Picture this - Mr and Mrs Peterson come to you seeking advice. They are growing older and are concer...
Picture this - Mr and Mrs Peterson come to you seeking advice. They are growing older and are concerned about their health and long-term security should one of them fall ill. For many years they have protected themselves by taking out private medical insurance (PMI), but their premium has risen so much they now pay more for PMI than they do their utility bills. Since the Petersons have not had to use independent healthcare so far, they are seriously questioning the value of continuing with their current insurance scheme.
Yet, the Petersons are determined that they want to retain the security of knowing they could be treated privately should the need arise, but their PMI premium is a larger financial commitment than they are prepared to make. What can you advise?
Self-pay, whereby patients who do not have PMI can pay for individual treatments in the independent sector, has traditionally been viewed warily by IFAs. As an alternative to PMI, self-pay schemes like Nuffield Hospitals Direct have been construed as a threat to the normal business of insurance brokers.
But with a new wave of high excess, low premium insurance products meeting the demands of twenty-first century consumers, self-pay options play a crucial supporting role to PMI and can be used in tandem. IFAs can approach them with confidence rather than caution, and the combination of self-pay and high excess insurance can be an ideal alternative to traditional PMI for people like the Petersons.
The demand for more accessible PMI has been great. Attitudes to health are changing, with healthcare increasingly becoming a consumer issue. People are now far more interested in looking after their health and are willing to pay more to maintain their health than ever before, whether it is for vitamin supplements, gym membership or treatment in the independent sector. Perhaps because of the money they are spending, this increasing investment in health is accompanied by a willingness to make lifestyle changes, but above all, by the desire to make informed decisions. Witness the raft of consumer magazine articles and television programmes addressing health matters, and the vast number of websites offering information about ailments, guidance on prevention and sources for cures.
High excess products
One of the latest products aimed at making the most of the burgeoning interest in healthcare is Standard Life Healthcare's 'Choices' launched last month. It is just one of a growing line of high excess products being made available to consumers who are facing higher premiums for PMI. 'Choices' can slash premiums by up to 80% (Cover April 2000) for policyholders who are willing to pay the first £5,000 of any treatment. For the timid who do not want to go quite so far, smaller discounts are available if the first £2,500 or £1,000 is paid by individuals.
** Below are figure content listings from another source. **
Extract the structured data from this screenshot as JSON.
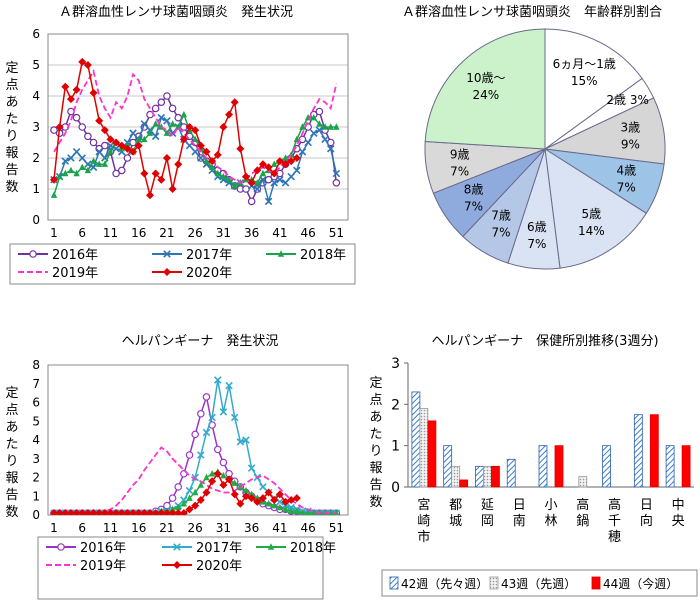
{
  "chart_data": [
    {
      "type": "line",
      "title": "Ａ群溶血性レンサ球菌咽頭炎　発生状況",
      "ylabel": "定点あたり報告数",
      "xticks": [
        1,
        6,
        11,
        16,
        21,
        26,
        31,
        36,
        41,
        46,
        51
      ],
      "ylim": [
        0,
        6
      ],
      "yticks": [
        0,
        1,
        2,
        3,
        4,
        5,
        6
      ],
      "grid": true,
      "legend": "bottom",
      "series": [
        {
          "name": "2016年",
          "color": "#7030a0",
          "dash": "",
          "marker": "circle",
          "values": [
            2.9,
            2.8,
            3.0,
            3.5,
            3.3,
            3.0,
            2.7,
            2.5,
            2.3,
            2.4,
            2.2,
            1.5,
            1.6,
            2.0,
            2.5,
            2.7,
            3.0,
            3.4,
            3.6,
            3.8,
            4.0,
            3.6,
            3.3,
            3.0,
            2.7,
            2.5,
            2.0,
            1.9,
            1.8,
            1.6,
            1.5,
            1.3,
            1.1,
            1.0,
            1.0,
            0.6,
            1.0,
            1.2,
            1.3,
            1.4,
            1.5,
            1.8,
            2.0,
            2.3,
            2.6,
            3.0,
            3.4,
            3.5,
            2.9,
            2.5,
            1.2
          ]
        },
        {
          "name": "2017年",
          "color": "#2e75b6",
          "dash": "",
          "marker": "x",
          "values": [
            1.3,
            1.4,
            1.9,
            2.0,
            2.2,
            2.0,
            1.8,
            1.7,
            2.2,
            2.0,
            2.4,
            2.3,
            2.2,
            2.5,
            2.8,
            2.6,
            3.1,
            2.9,
            2.7,
            3.3,
            3.2,
            2.8,
            3.0,
            2.6,
            2.4,
            2.2,
            2.0,
            1.8,
            1.6,
            1.4,
            1.3,
            1.2,
            1.1,
            1.2,
            1.3,
            1.1,
            1.0,
            1.3,
            0.6,
            1.2,
            1.3,
            1.2,
            1.4,
            1.6,
            2.2,
            2.5,
            2.8,
            2.9,
            2.6,
            2.3,
            1.5
          ]
        },
        {
          "name": "2018年",
          "color": "#1aa34a",
          "dash": "",
          "marker": "triangle",
          "values": [
            0.8,
            1.4,
            1.5,
            1.6,
            1.5,
            1.7,
            1.6,
            1.9,
            1.8,
            1.8,
            2.2,
            2.5,
            2.3,
            2.4,
            2.2,
            2.6,
            2.6,
            2.8,
            3.1,
            3.0,
            2.8,
            3.1,
            3.0,
            3.4,
            2.9,
            2.6,
            2.3,
            1.9,
            1.7,
            1.5,
            1.4,
            1.3,
            1.1,
            1.2,
            1.3,
            1.3,
            1.2,
            1.5,
            1.6,
            1.8,
            1.9,
            2.0,
            2.1,
            2.6,
            3.0,
            3.3,
            3.3,
            3.1,
            3.0,
            3.0,
            3.0
          ]
        },
        {
          "name": "2019年",
          "color": "#ff33cc",
          "dash": "6,3",
          "marker": "",
          "values": [
            2.2,
            2.5,
            2.8,
            3.2,
            3.8,
            4.2,
            4.5,
            4.8,
            4.0,
            3.6,
            3.3,
            3.8,
            3.6,
            4.0,
            4.7,
            4.5,
            3.9,
            3.6,
            3.3,
            3.0,
            2.9,
            2.7,
            3.0,
            2.8,
            2.6,
            2.4,
            2.2,
            2.0,
            1.9,
            1.7,
            1.6,
            1.4,
            1.3,
            1.2,
            1.3,
            1.5,
            1.6,
            1.7,
            1.6,
            1.5,
            1.7,
            1.9,
            2.1,
            2.4,
            2.8,
            3.2,
            3.6,
            3.9,
            3.8,
            3.6,
            4.4
          ]
        },
        {
          "name": "2020年",
          "color": "#e00000",
          "dash": "",
          "marker": "diamond",
          "values": [
            1.3,
            3.0,
            4.3,
            3.9,
            4.2,
            5.1,
            5.0,
            4.1,
            3.2,
            2.9,
            2.6,
            2.5,
            2.4,
            2.3,
            2.2,
            2.4,
            1.5,
            0.8,
            1.5,
            1.3,
            2.0,
            1.0,
            1.8,
            2.6,
            3.0,
            2.9,
            2.4,
            2.2,
            1.9,
            2.1,
            3.0,
            3.4,
            3.8,
            2.3,
            1.4,
            1.2,
            1.6,
            1.8,
            1.7,
            1.5,
            1.9,
            1.8,
            1.9,
            2.0
          ]
        }
      ]
    },
    {
      "type": "pie",
      "title": "Ａ群溶血性レンサ球菌咽頭炎　年齢群別割合",
      "slices": [
        {
          "label": "6ヵ月～1歳",
          "pct": 15,
          "value": 15,
          "color": "#ffffff"
        },
        {
          "label": "2歳",
          "pct": 3,
          "value": 3,
          "color": "#ffffff"
        },
        {
          "label": "3歳",
          "pct": 9,
          "value": 9,
          "color": "#d6d6d6"
        },
        {
          "label": "4歳",
          "pct": 7,
          "value": 7,
          "color": "#9dc3e6"
        },
        {
          "label": "5歳",
          "pct": 14,
          "value": 14,
          "color": "#dae3f3"
        },
        {
          "label": "6歳",
          "pct": 7,
          "value": 7,
          "color": "#dae3f3"
        },
        {
          "label": "7歳",
          "pct": 7,
          "value": 7,
          "color": "#b4c7e7"
        },
        {
          "label": "8歳",
          "pct": 7,
          "value": 7,
          "color": "#8faadc"
        },
        {
          "label": "9歳",
          "pct": 7,
          "value": 7,
          "color": "#d9d9d9"
        },
        {
          "label": "10歳～",
          "pct": 24,
          "value": 24,
          "color": "#ccf2cc"
        }
      ]
    },
    {
      "type": "line",
      "title": "ヘルパンギーナ　発生状況",
      "ylabel": "定点あたり報告数",
      "xticks": [
        1,
        6,
        11,
        16,
        21,
        26,
        31,
        36,
        41,
        46,
        51
      ],
      "ylim": [
        0,
        8
      ],
      "yticks": [
        0,
        1,
        2,
        3,
        4,
        5,
        6,
        7,
        8
      ],
      "grid": false,
      "legend": "bottom",
      "series": [
        {
          "name": "2016年",
          "color": "#9933cc",
          "dash": "",
          "marker": "circle",
          "values": [
            0.1,
            0.1,
            0.1,
            0.1,
            0.1,
            0.1,
            0.1,
            0.1,
            0.1,
            0.1,
            0.1,
            0.1,
            0.1,
            0.1,
            0.1,
            0.1,
            0.1,
            0.1,
            0.2,
            0.3,
            0.5,
            0.9,
            1.5,
            2.2,
            3.2,
            4.3,
            5.4,
            6.3,
            4.8,
            3.5,
            2.8,
            2.2,
            1.8,
            1.5,
            1.2,
            1.0,
            0.8,
            0.6,
            0.5,
            0.4,
            0.3,
            0.3,
            0.2,
            0.2,
            0.1,
            0.1,
            0.1,
            0.1,
            0.1,
            0.1,
            0.1
          ]
        },
        {
          "name": "2017年",
          "color": "#33aacc",
          "dash": "",
          "marker": "x",
          "values": [
            0.1,
            0.1,
            0.1,
            0.1,
            0.1,
            0.1,
            0.1,
            0.1,
            0.1,
            0.1,
            0.1,
            0.1,
            0.1,
            0.1,
            0.1,
            0.1,
            0.1,
            0.1,
            0.1,
            0.2,
            0.2,
            0.3,
            0.5,
            0.8,
            1.3,
            2.0,
            3.2,
            4.4,
            5.2,
            7.2,
            5.5,
            6.9,
            5.2,
            3.9,
            4.0,
            2.5,
            2.0,
            1.5,
            1.2,
            0.9,
            0.7,
            0.5,
            0.4,
            0.3,
            0.2,
            0.2,
            0.1,
            0.1,
            0.1,
            0.1,
            0.1
          ]
        },
        {
          "name": "2018年",
          "color": "#22aa44",
          "dash": "",
          "marker": "triangle",
          "values": [
            0.1,
            0.1,
            0.1,
            0.1,
            0.1,
            0.1,
            0.1,
            0.1,
            0.1,
            0.1,
            0.1,
            0.1,
            0.1,
            0.1,
            0.1,
            0.1,
            0.1,
            0.1,
            0.1,
            0.2,
            0.2,
            0.3,
            0.4,
            0.6,
            0.9,
            1.2,
            1.6,
            2.0,
            2.2,
            2.3,
            2.1,
            1.9,
            1.7,
            1.5,
            1.3,
            1.1,
            0.9,
            0.7,
            0.6,
            0.5,
            0.4,
            0.3,
            0.2,
            0.2,
            0.1,
            0.1,
            0.1,
            0.1,
            0.1,
            0.1,
            0.1
          ]
        },
        {
          "name": "2019年",
          "color": "#ff33cc",
          "dash": "6,3",
          "marker": "",
          "values": [
            0.1,
            0.1,
            0.1,
            0.1,
            0.1,
            0.1,
            0.1,
            0.1,
            0.1,
            0.2,
            0.3,
            0.5,
            0.8,
            1.2,
            1.6,
            1.9,
            2.4,
            2.8,
            3.2,
            3.6,
            3.4,
            3.0,
            2.7,
            2.4,
            2.1,
            1.9,
            1.8,
            1.6,
            1.4,
            1.3,
            1.2,
            1.2,
            1.3,
            1.5,
            1.7,
            1.9,
            2.0,
            2.1,
            1.9,
            1.7,
            1.4,
            1.1,
            0.8,
            0.6,
            0.4,
            0.3,
            0.2,
            0.1,
            0.1,
            0.1,
            0.1
          ]
        },
        {
          "name": "2020年",
          "color": "#e00000",
          "dash": "",
          "marker": "diamond",
          "values": [
            0.1,
            0.1,
            0.1,
            0.1,
            0.1,
            0.1,
            0.1,
            0.1,
            0.1,
            0.1,
            0.1,
            0.1,
            0.1,
            0.1,
            0.1,
            0.1,
            0.1,
            0.1,
            0.1,
            0.1,
            0.1,
            0.1,
            0.1,
            0.1,
            0.3,
            0.5,
            0.8,
            1.2,
            1.8,
            2.2,
            1.6,
            1.9,
            1.1,
            0.6,
            1.0,
            0.9,
            0.7,
            0.9,
            1.2,
            0.8,
            1.1,
            0.7,
            0.8,
            0.9
          ]
        }
      ]
    },
    {
      "type": "bar",
      "title": "ヘルパンギーナ　保健所別推移(3週分)",
      "ylabel": "定点あたり報告数",
      "categories": [
        "宮崎市",
        "都城",
        "延岡",
        "日南",
        "小林",
        "高鍋",
        "高千穂",
        "日向",
        "中央"
      ],
      "ylim": [
        0,
        3
      ],
      "yticks": [
        0,
        1,
        2,
        3
      ],
      "grid": false,
      "legend": "bottom",
      "series": [
        {
          "name": "42週（先々週）",
          "color": "#3a7fd0",
          "pattern": "hatch",
          "values": [
            2.3,
            1.0,
            0.5,
            0.67,
            1.0,
            0.0,
            1.0,
            1.75,
            1.0
          ]
        },
        {
          "name": "43週（先週）",
          "color": "#bfbfbf",
          "pattern": "dots",
          "values": [
            1.9,
            0.5,
            0.5,
            0.0,
            0.0,
            0.25,
            0.0,
            0.0,
            0.0
          ]
        },
        {
          "name": "44週（今週）",
          "color": "#ff0000",
          "pattern": "solid",
          "values": [
            1.6,
            0.17,
            0.5,
            0.0,
            1.0,
            0.0,
            0.0,
            1.75,
            1.0
          ]
        }
      ]
    }
  ]
}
Standard Life is not the first to put a high excess health insurance product on the market. Since last September, WPA has offered big premium reductions to customers who were willing to pay the first £1,500. And BUPA's Fixed Price Plus offers savings on premiums if policyholders agree to pay excesses of £1,000 or £2,000.
By asking patients to pay as much as the first £5,000 of the cost of treatment, insurance companies effectively encourage the use of self-pay. Many of the most common conditions treated at Nuffield Hospitals cost less than this. As a rough guideline, it is estimated that most cataracts can be treated for £1,950-£2,600, hernia operations from £1,350-£1,700, and varicose vein treatments tend to cost between £1,300 and £1,725. However, it must be stressed that prices can and often do vary outside the stated parameters given that each individual is different and every person's needs and case history must be taken into consideration.
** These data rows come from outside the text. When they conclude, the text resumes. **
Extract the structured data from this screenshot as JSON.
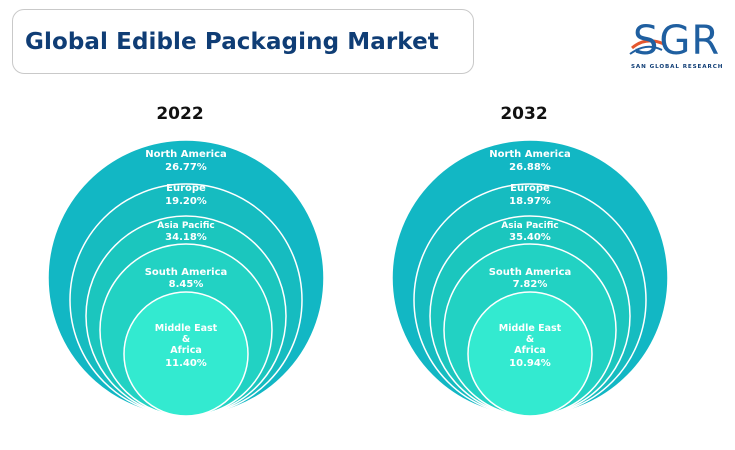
{
  "header": {
    "title": "Global Edible Packaging Market"
  },
  "logo": {
    "letters": "SGR",
    "subtitle": "SAN GLOBAL RESEARCH",
    "colors": {
      "primary": "#1f5fa0",
      "accent": "#e4572e"
    }
  },
  "colors": {
    "rings": [
      "#12b7c4",
      "#16bcc0",
      "#1bc6be",
      "#22d2c3",
      "#33ead0"
    ],
    "ring_stroke": "#ffffff",
    "title": "#0f3d75"
  },
  "chart_data": [
    {
      "type": "nested-circles",
      "title": "2022",
      "categories": [
        "North America",
        "Europe",
        "Asia Pacific",
        "South America",
        "Middle East & Africa"
      ],
      "values": [
        26.77,
        19.2,
        34.18,
        8.45,
        11.4
      ],
      "value_labels": [
        "26.77%",
        "19.20%",
        "34.18%",
        "8.45%",
        "11.40%"
      ]
    },
    {
      "type": "nested-circles",
      "title": "2032",
      "categories": [
        "North America",
        "Europe",
        "Asia Pacific",
        "South America",
        "Middle East & Africa"
      ],
      "values": [
        26.88,
        18.97,
        35.4,
        7.82,
        10.94
      ],
      "value_labels": [
        "26.88%",
        "18.97%",
        "35.40%",
        "7.82%",
        "10.94%"
      ]
    }
  ]
}
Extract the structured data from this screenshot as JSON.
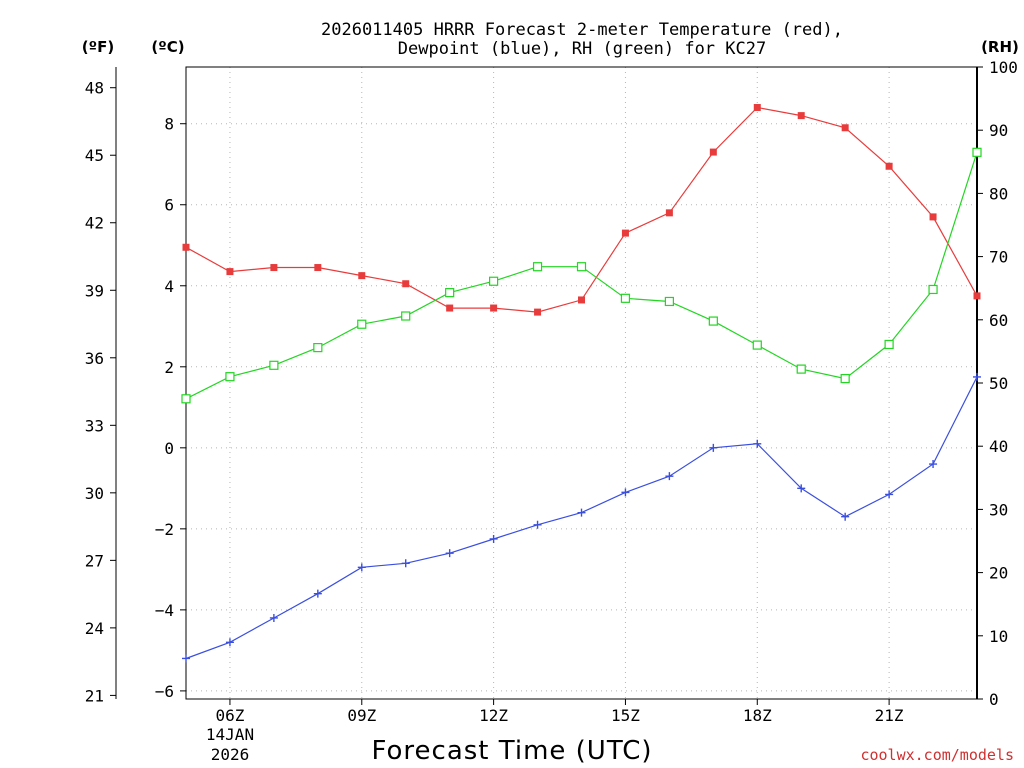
{
  "chart_data": {
    "type": "line",
    "title": [
      "2026011405 HRRR Forecast 2-meter Temperature (red),",
      "Dewpoint (blue), RH (green) for KC27"
    ],
    "xlabel": "Forecast Time (UTC)",
    "credit": "coolwx.com/models",
    "units": {
      "fahrenheit": "(ºF)",
      "celsius": "(ºC)",
      "rh": "(RH)"
    },
    "date_label": [
      "14JAN",
      "2026"
    ],
    "x_hours": [
      5,
      6,
      7,
      8,
      9,
      10,
      11,
      12,
      13,
      14,
      15,
      16,
      17,
      18,
      19,
      20,
      21,
      22,
      23
    ],
    "x_range": [
      5,
      23
    ],
    "x_ticks": [
      {
        "hour": 6,
        "label": "06Z"
      },
      {
        "hour": 9,
        "label": "09Z"
      },
      {
        "hour": 12,
        "label": "12Z"
      },
      {
        "hour": 15,
        "label": "15Z"
      },
      {
        "hour": 18,
        "label": "18Z"
      },
      {
        "hour": 21,
        "label": "21Z"
      }
    ],
    "y_celsius": {
      "range": [
        -6.2,
        9.4
      ],
      "ticks": [
        -6,
        -4,
        -2,
        0,
        2,
        4,
        6,
        8
      ],
      "tick_labels": [
        "−6",
        "−4",
        "−2",
        "0",
        "2",
        "4",
        "6",
        "8"
      ]
    },
    "y_fahrenheit": {
      "ticks": [
        21,
        24,
        27,
        30,
        33,
        36,
        39,
        42,
        45,
        48
      ],
      "tick_labels": [
        "21",
        "24",
        "27",
        "30",
        "33",
        "36",
        "39",
        "42",
        "45",
        "48"
      ]
    },
    "y_rh": {
      "range": [
        0,
        100
      ],
      "ticks": [
        0,
        10,
        20,
        30,
        40,
        50,
        60,
        70,
        80,
        90,
        100
      ],
      "tick_labels": [
        "0",
        "10",
        "20",
        "30",
        "40",
        "50",
        "60",
        "70",
        "80",
        "90",
        "100"
      ]
    },
    "series": [
      {
        "name": "Temperature",
        "axis": "celsius",
        "color": "#e83c3c",
        "marker": "filled-square",
        "values": [
          4.95,
          4.35,
          4.45,
          4.45,
          4.25,
          4.05,
          3.45,
          3.45,
          3.35,
          3.65,
          5.3,
          5.8,
          7.3,
          8.4,
          8.2,
          7.9,
          6.95,
          5.7,
          3.75
        ]
      },
      {
        "name": "Dewpoint",
        "axis": "celsius",
        "color": "#3a4fe0",
        "marker": "plus",
        "values": [
          -5.2,
          -4.8,
          -4.2,
          -3.6,
          -2.95,
          -2.85,
          -2.6,
          -2.25,
          -1.9,
          -1.6,
          -1.1,
          -0.7,
          0.0,
          0.1,
          -1.0,
          -1.7,
          -1.15,
          -0.4,
          1.75
        ]
      },
      {
        "name": "Relative Humidity",
        "axis": "rh",
        "color": "#22d622",
        "marker": "open-square",
        "values": [
          47.5,
          51.0,
          52.8,
          55.6,
          59.3,
          60.6,
          64.3,
          66.1,
          68.4,
          68.4,
          63.4,
          62.9,
          59.8,
          56.0,
          52.2,
          50.7,
          56.1,
          64.8,
          86.5
        ]
      }
    ]
  }
}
Given the cost of treatment for less serious conditions, people who have taken out high excess policies will use self-pay schemes. But if people's worst fears come true and severe illness strikes, the high excess products offer the assurance that the necessary treatment will be available. For example, if a heart operation were needed or if major cancer treatment were required, insurers will pick up most of the bills.
To help people budget for self-pay or high excesses, many products include an optional money management aid such as an interest-free loan. Patients usually have to put down a deposit to qualify for interest-free borrowing and they have to repay within a set period, say 12 months. Loans over a longer period will be charged interest 15.9%, but the interest-free option allows people to budget effectively and reduces financial worry at a time when they are already facing great concerns.
A question many people who are considering using self-pay ask is, 'What if something goes wrong? How much extra will I have to pay?'
To alleviate concerns and give people an honest statement of how much money they will have to spend many providers offer a fixed, guaranteed price for treatments. Each individual undergoes a personal assessment by a consultant, and based on that will be given a figure which will include every part of their treatment.
There are no hidden costs: accommodation, nursing care, operating theatre fees, drugs, dressings, x-rays, tests and consultant fees are all included. The price is usually guaranteed even if patients have to stay in hospital longer than was expected and the guarantee extends to 30 days after leaving hospital, so that even if there is a complication, there will be no extra charge.
Several of the high excess insurers offer policyholders the option of including a savings element in the premium, where money is invested in a dedicated bank or building society account or the company's unit trusts. This is all part and parcel of the consumer-focused approach, making it easy and affordable to access independent healthcare.